"We found the way exceeding rough in journeying to these Lakes, and as if that was not enough were digged a great part of the distance by about 20 Crow Indians, who had some cause of grievance with one of our party. As we rode, the Trappers levelled at them fierce expletives in French, interspersed with sac-r-r-r-es, with a fearful roll on the r-r-'s, Enfans des garcés, &c., they of course not understanding a word. At lenght we rid ourselves of them by riding at night and crossing some mountain Torrents, thereby losing the trail for them.
'No primrose road of dalliance' met our eyes, we scrabled over rocks, through briars and brushwood, crossed rapid streams and ascended steep acclivities. We at least found ourselves on the borders of these beautiful Lakes, and were richly repaid for all our difficulties... The sketch, although conveying some idea, must of necessity fall short of the enchanting reality." A.J. Miller, extracted from "The West of Alfred Jacob Miller" (1837).
In July 1858 William T. Walters commissioned 200 watercolors at twelve dollars apiece from Baltimore born artist Alfred Jacob Miller.
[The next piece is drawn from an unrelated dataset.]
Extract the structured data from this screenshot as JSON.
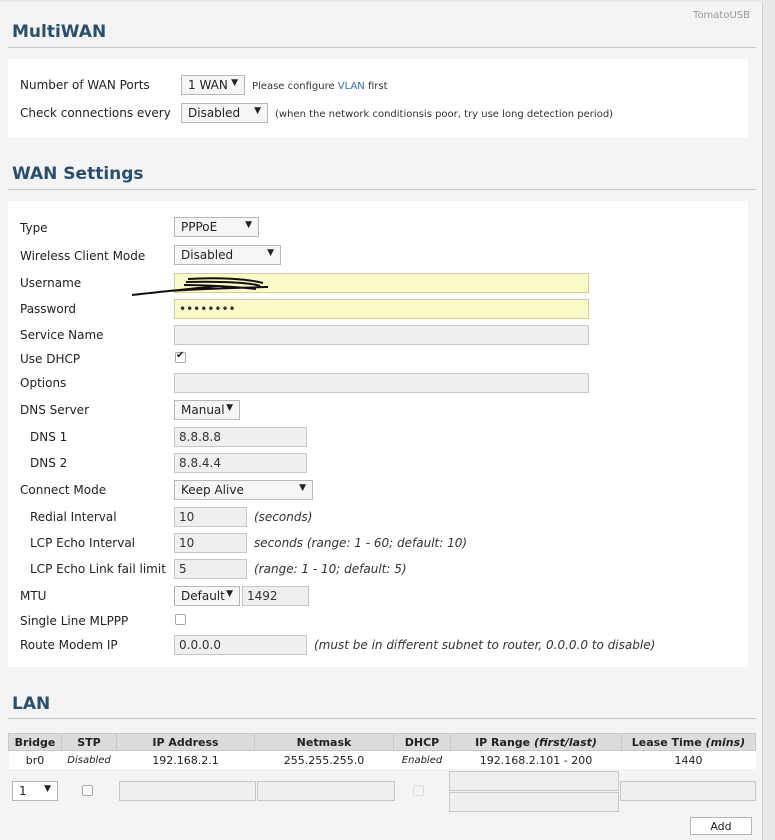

These paintings were each accompanied by a descriptive text, and were delivered in installments over the next twenty-one months and ultimately were bound in three albums. Transcriptions of field-sketches drawn during the 1837 expedition that Miller had undertaken to the annual fur-trader's rendezvous in the Green River Valley (in what is now western Wyoming), these watercolors are a unique record of the closing years of the western fur trade.